好了,废话不多说了。最近小麦苗的DBA宝典微信群里,有朋会友问到了Failover操作后,如何恢复到最初的DG环境。这个问题,小麦苗大概知道利用闪回可以实现,只是没有做过实验,或者曾经做过实验,只是没有记录文档,反正就是年纪大了,想不起来了。好吧,最近就抽个时间把这个实验做一遍。有不对的地方,依然请大家指出。
实验准备
实验环境介绍
实验环境为练习OCM的虚拟机环境:
项目 | Source DB | Target DB |
---|---|---|
DB 类型 | 单机 | 单机 |
DB VERSION | 11.2.0.3.0 | 11.2.0.3.0 |
DB 存储 | FS | FS |
OS版本及kernel版本 | OEL linux 5.4 32 | OEL linux 5.4 32 |
DB_NAME | PROD1 | PROD1 |
ORACLE_SID | PROD1 | SBDB1 |
ORACLE_HOME | /u01/app/oracle/product/11.2.0/dbhome_1 | /u01/app/oracle/product/11.2.0/db_1 |
hosts文件 | 10.190.104.111 edsir4p1.us.oracle.com edsir4p1 10.190.104.28 edsir1p8.us.oracle.com edsir1p8 |
实验目标
备库执行FAILOVER后,通过闪回数据库技术重新恢复DG环境,而不用重新搭建DG。
实验过程
利用GC快速搭建DG环境
小麦苗手头的DG环境是在一个主机上,测试多有不便,刚好,最近练习OCM的环境还在,就用练习OCM的环境来做这个实验吧。若已经有DG环境的朋友可以略过该小节内容。
安装GC客户端软件
1、起动GC服务器,首先确保EMREP数据库处于OPEN状态,监听也已经启动,GC服务器启动日志为:/u01/app/gc_inst/em/EMGC_OMS1/sysman/log/emctl.log
cd /u01/app/oracle/Middleware/oms11g/bin
./emctl start oms
1 2 3 4 5 6 7 8 9 10 11 12 13 14 15 16 17 18 19 20 21 22 23 24 25 26 27 28 29 30 31 32 33 34 35 | [oracle@edsir1p8- ~]$ ps -ef|grep pmon oracle 4763 1 0 00:53 ? 00:00:00 ora_pmon_EMREP oracle 11802 11633 0 01:39 pts/2 00:00:00 grep pmon [oracle@edsir1p8- ~]$ cd /u01/app/ gc_inst/ Middleware/ oracle/ oraInventory/ [oracle@edsir1p8- ~]$ cd /u01/app/Middleware/oms11g/bin [oracle@edsir1p8- bin]$ ./emctl start oms Oracle Enterprise Manager 11g Release 1 Grid Control Copyright (c) 1996, 2010 Oracle Corporation.

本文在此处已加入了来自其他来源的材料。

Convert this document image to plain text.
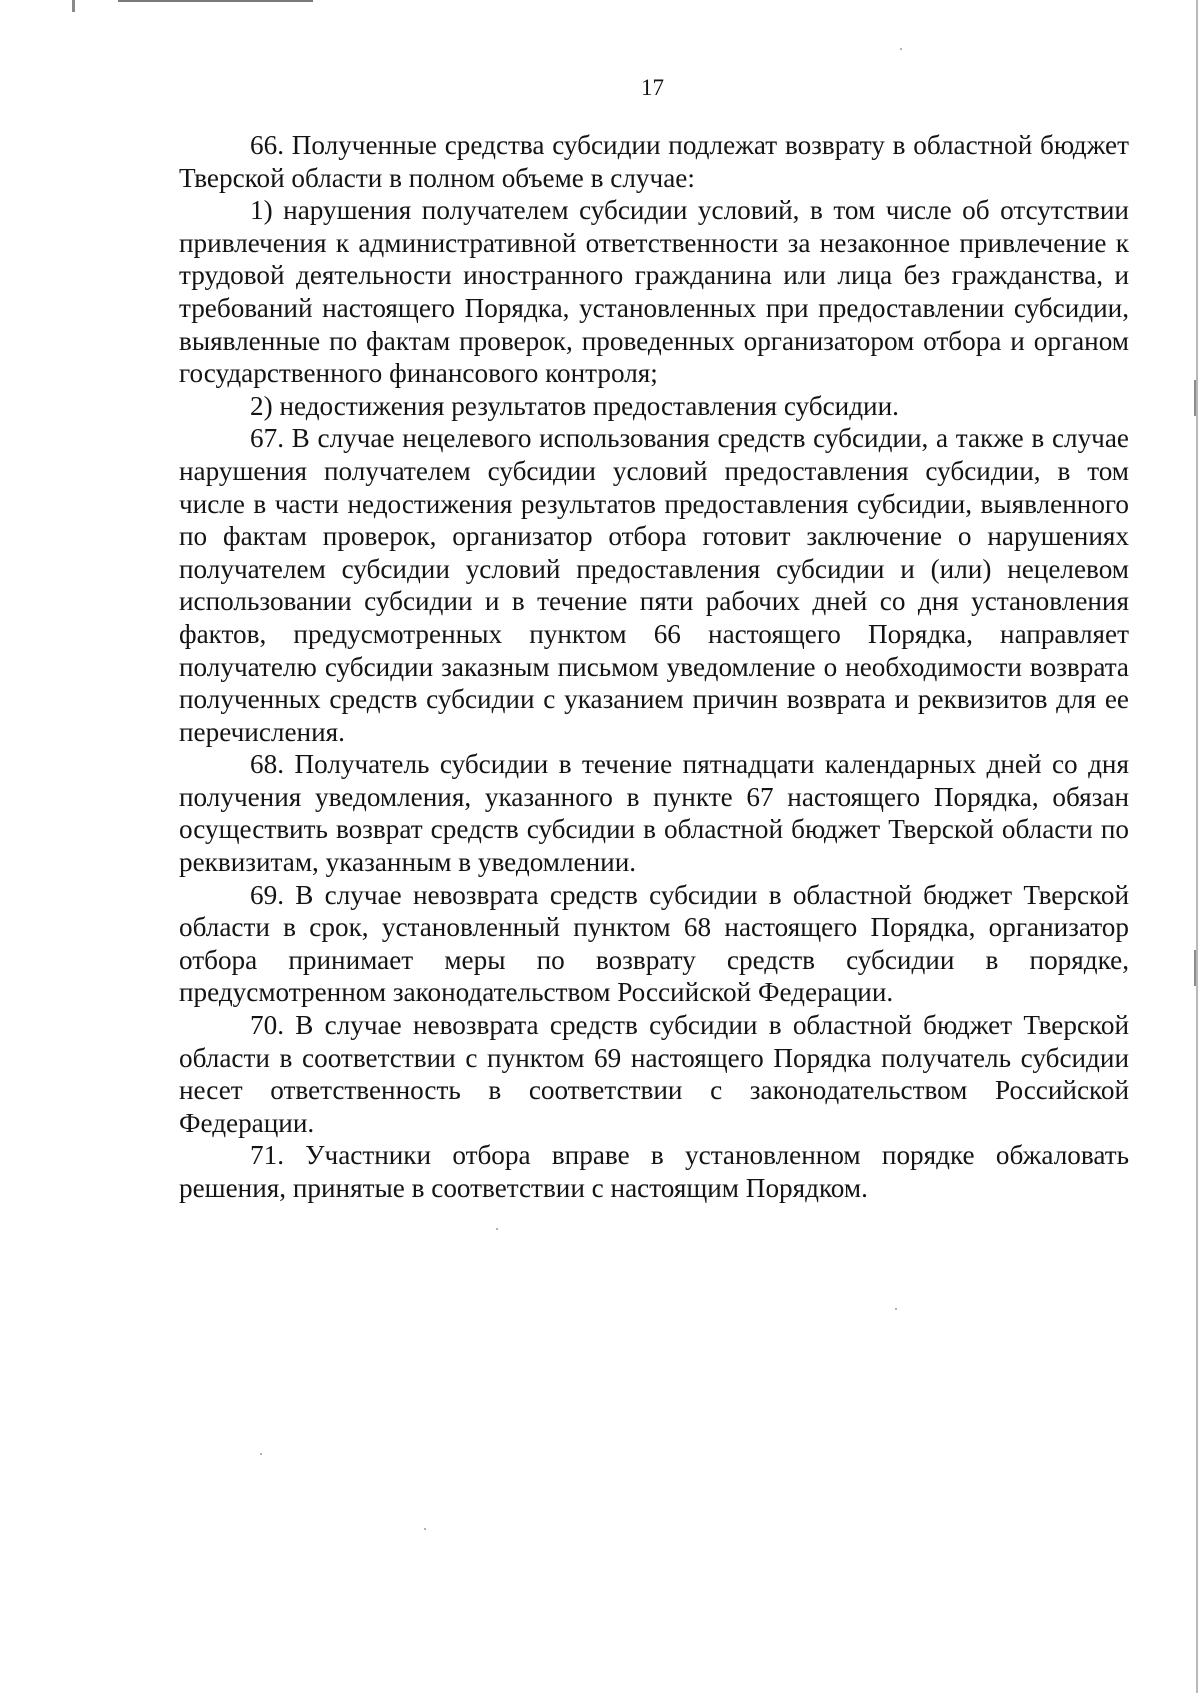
17

66. Полученные средства субсидии подлежат возврату в областной бюджет Тверской области в полном объеме в случае:

1) нарушения получателем субсидии условий, в том числе об отсутствии привлечения к административной ответственности за незаконное привлечение к трудовой деятельности иностранного гражданина или лица без гражданства, и требований настоящего Порядка, установленных при предоставлении субсидии, выявленные по фактам проверок, проведенных организатором отбора и органом государственного финансового контроля;

2) недостижения результатов предоставления субсидии.

67. В случае нецелевого использования средств субсидии, а также в случае нарушения получателем субсидии условий предоставления субсидии, в том числе в части недостижения результатов предоставления субсидии, выявленного по фактам проверок, организатор отбора готовит заключение о нарушениях получателем субсидии условий предоставления субсидии и (или) нецелевом использовании субсидии и в течение пяти рабочих дней со дня установления фактов, предусмотренных пунктом 66 настоящего Порядка, направляет получателю субсидии заказным письмом уведомление о необходимости возврата полученных средств субсидии с указанием причин возврата и реквизитов для ее перечисления.

68. Получатель субсидии в течение пятнадцати календарных дней со дня получения уведомления, указанного в пункте 67 настоящего Порядка, обязан осуществить возврат средств субсидии в областной бюджет Тверской области по реквизитам, указанным в уведомлении.

69. В случае невозврата средств субсидии в областной бюджет Тверской области в срок, установленный пунктом 68 настоящего Порядка, организатор отбора принимает меры по возврату средств субсидии в порядке, предусмотренном законодательством Российской Федерации.

70. В случае невозврата средств субсидии в областной бюджет Тверской области в соответствии с пунктом 69 настоящего Порядка получатель субсидии несет ответственность в соответствии с законодательством Российской Федерации.

71. Участники отбора вправе в установленном порядке обжаловать решения, принятые в соответствии с настоящим Порядком.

All rights reserved. Starting WebTier... WebTier Successfully Started Starting Oracle Management Server... Oracle Management Server Successfully Started AdminServer Could Not Be Started Oracle Management Server is Up [oracle@edsir1p8- bin]$ more /etc/hosts # Do not remove the following line, or various programs # that require network functionality will fail. 127.0.0.1 localhost.localdomain localhost 10.190.104.28 edsir1p8.us.oracle.com edsir1p8 10.190.104.111 edsir4p1.us.oracle.com edsir4p1 [oracle@edsir1p8- bin]$ ./emctl status oms -details Oracle Enterprise Manager 11g Release 1 Grid Control Copyright (c) 1996, 2010 Oracle Corporation. All rights reserved. Enter Enterprise Manager Root (SYSMAN) Password : Console Server Host : edsir1p8.us.oracle.com HTTP Console Port : 7788 HTTPS Console Port : 7799 HTTP Upload Port : 4889 HTTPS Upload Port : 4900 OMS is not configured with SLB or virtual hostname Agent Upload is locked. OMS Console is locked. Active CA ID: 1 |
2、安装agent
https://10.190.104.28:4900/agent_download/ 从这里下载
右键保存到桌面。
a、在需要安装agent的机器上mkdir /u01/app/agentbase 创建目录,并将agentDownload.linux文件cp到/u01/app/agentbase目录下,并且赋予可执行权限。
b、在服务端OMS启动的情况下,在客户端执行:
./agentDownload.linux -b /u01/app/agentbase -m edsir1p8.us.oracle.com -r 7799 -y
安装过程中要输入偶数机上OMS的密码
c、安装完成要用root执行:
[root@edsir4p1 \~]## sudo /u01/app/agentbase/agent11g/root.sh
没有root密码要使用sudo执行,注意:一定要执行该脚本,它会设置一些文件的权限(该脚本会把\$AGENT_HOME/bin/nm*的几个文件的所有者修改为root。)。如果不执行,那么搭建DG可能会报错:“ERROR: NMO not setuid-root (Unix-only)”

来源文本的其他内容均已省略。